Try our delicious bruschetta trio for a fun presentation at your 4th of July bbq! Our Traditional, Strawberry & Honey with Ricotta and Blueberry-Lemon are sure to give everyone a new favorite flavor!
Olive oil, as needed
Balsamic glaze or honey, drizzle
For the traditional:
5 tomatoes, diced
1 large bunch basil, chiffonade
Salt, to taste
Olive oil, to taste
1 clove garlic
For the Berry Ricotta:
1 pint strawberries or raspberries, diced if strawberries
2-4 tablespoons honey
1 tablespoons tarragon, diced
1 cup ricotta
For the Blueberry-Lemon:
1 jar blueberry-lemon jam (or your favorite blueberry jam)
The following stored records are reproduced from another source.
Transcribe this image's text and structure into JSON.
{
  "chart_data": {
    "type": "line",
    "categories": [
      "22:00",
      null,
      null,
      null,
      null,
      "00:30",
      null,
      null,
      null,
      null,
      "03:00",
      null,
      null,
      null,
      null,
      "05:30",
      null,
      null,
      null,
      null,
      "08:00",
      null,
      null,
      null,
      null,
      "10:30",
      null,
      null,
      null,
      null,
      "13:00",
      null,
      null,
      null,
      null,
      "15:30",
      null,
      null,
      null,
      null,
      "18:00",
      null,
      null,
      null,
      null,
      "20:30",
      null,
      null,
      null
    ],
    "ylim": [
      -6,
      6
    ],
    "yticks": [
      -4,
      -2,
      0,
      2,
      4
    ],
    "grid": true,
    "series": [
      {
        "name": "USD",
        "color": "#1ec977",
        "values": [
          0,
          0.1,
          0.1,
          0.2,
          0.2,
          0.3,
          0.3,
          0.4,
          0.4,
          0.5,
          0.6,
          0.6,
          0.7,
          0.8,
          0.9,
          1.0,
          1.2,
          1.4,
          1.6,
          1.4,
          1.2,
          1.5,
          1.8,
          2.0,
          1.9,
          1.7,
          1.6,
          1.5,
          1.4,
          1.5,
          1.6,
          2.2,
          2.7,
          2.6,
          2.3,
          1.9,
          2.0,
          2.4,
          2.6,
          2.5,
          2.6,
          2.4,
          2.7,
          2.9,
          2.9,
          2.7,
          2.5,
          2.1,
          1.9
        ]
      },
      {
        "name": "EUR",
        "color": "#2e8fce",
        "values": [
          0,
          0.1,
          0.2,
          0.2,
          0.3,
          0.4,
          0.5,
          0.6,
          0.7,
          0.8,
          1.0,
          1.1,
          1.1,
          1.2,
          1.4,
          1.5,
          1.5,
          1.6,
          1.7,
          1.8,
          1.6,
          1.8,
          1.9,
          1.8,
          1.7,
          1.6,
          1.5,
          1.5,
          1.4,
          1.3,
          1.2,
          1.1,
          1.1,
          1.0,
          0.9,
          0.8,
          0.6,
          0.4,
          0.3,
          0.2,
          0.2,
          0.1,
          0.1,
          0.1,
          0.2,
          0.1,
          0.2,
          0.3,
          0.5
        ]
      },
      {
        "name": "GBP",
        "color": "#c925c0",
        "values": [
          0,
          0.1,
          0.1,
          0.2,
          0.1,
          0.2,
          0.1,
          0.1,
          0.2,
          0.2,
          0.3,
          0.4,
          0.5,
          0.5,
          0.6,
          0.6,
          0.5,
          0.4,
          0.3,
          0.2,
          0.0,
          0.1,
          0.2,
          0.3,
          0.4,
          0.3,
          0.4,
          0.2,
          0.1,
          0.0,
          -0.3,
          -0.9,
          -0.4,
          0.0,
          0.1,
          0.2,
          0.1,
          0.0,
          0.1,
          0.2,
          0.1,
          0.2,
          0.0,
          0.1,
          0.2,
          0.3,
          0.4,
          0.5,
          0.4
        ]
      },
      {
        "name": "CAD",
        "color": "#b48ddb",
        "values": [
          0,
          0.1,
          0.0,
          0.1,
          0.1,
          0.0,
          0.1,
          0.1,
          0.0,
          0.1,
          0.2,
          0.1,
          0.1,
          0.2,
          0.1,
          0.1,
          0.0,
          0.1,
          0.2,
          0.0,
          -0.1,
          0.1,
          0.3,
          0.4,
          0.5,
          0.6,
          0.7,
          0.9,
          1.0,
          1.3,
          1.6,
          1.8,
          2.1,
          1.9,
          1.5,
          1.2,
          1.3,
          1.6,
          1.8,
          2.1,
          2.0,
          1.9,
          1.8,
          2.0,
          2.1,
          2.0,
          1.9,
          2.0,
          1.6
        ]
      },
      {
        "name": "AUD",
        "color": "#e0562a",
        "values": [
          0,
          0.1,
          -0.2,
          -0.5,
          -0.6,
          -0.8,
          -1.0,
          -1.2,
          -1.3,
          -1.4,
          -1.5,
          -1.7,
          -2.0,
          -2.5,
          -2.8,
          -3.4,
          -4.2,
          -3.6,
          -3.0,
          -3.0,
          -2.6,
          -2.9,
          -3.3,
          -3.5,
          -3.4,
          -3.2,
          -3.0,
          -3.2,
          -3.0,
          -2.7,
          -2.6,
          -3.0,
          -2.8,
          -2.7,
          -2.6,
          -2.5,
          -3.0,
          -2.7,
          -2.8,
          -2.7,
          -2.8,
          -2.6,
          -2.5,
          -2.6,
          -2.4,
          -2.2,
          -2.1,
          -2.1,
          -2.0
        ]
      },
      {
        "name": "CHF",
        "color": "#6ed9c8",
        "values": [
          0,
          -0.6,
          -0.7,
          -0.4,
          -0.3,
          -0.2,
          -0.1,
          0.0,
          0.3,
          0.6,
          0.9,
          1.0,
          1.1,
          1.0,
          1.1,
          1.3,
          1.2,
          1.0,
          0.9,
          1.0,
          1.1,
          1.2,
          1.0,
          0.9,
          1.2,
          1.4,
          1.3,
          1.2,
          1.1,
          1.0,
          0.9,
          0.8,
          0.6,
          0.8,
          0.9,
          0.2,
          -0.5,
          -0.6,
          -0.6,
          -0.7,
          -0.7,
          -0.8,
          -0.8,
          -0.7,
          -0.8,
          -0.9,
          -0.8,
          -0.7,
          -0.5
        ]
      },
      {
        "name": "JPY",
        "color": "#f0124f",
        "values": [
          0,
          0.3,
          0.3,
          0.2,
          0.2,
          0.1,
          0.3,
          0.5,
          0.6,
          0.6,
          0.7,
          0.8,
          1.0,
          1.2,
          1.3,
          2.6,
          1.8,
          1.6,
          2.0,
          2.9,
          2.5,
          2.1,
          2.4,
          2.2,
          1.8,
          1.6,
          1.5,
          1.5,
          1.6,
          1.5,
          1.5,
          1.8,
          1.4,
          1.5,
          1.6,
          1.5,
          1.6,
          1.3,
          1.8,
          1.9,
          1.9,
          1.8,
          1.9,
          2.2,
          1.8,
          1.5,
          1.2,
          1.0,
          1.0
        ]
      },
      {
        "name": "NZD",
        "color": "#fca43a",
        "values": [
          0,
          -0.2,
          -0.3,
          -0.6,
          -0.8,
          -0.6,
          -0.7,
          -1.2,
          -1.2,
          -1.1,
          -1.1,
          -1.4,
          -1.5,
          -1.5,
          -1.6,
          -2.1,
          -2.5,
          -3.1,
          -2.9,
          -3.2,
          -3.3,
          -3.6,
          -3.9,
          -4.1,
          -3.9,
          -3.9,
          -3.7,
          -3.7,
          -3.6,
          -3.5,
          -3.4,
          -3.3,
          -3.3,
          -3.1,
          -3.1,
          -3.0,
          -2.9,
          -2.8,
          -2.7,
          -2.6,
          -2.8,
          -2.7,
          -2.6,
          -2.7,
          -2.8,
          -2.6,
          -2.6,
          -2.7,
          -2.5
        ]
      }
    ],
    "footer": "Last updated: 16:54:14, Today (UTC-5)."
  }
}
1 container mascarpone cheese
1 serrano pepper, thinly sliced
Preheat oven to 375 degrees.
Prepare toast by cutting baguettes into slices. Brush both sides with olive oil and sprinkle with salt. Bake in oven until just starting to brown, making sure that they don't get too crispy or hard. Cut garlic in half and rub directly over toasts for the traditional (1 baguettes worth) Remove and let cool.
For the traditional: In a bowl, mix tomatoes, basil and salt. Let rest until ready to place on toasts. Just before placing on toast, add olive oil. Scoop out just the tomato topping with as little juice as possible onto toast. Then go back and drizzle some juice over the top of the finished bruschetta.
For the berry ricotta: In a bowl, mix together berries, honey and tarragon. Spread a tablespoon of ricotta onto the toast, then top with berry mixture.
For the blueberry-lemon: Spread some mascarpone on toast. Top with a dollop of jam, then top with a slice of serrano pepper.
Place all three brushettas on a large platter or cutting board. Drizzle over the top with honey or balsamic (or both!) and enjoy!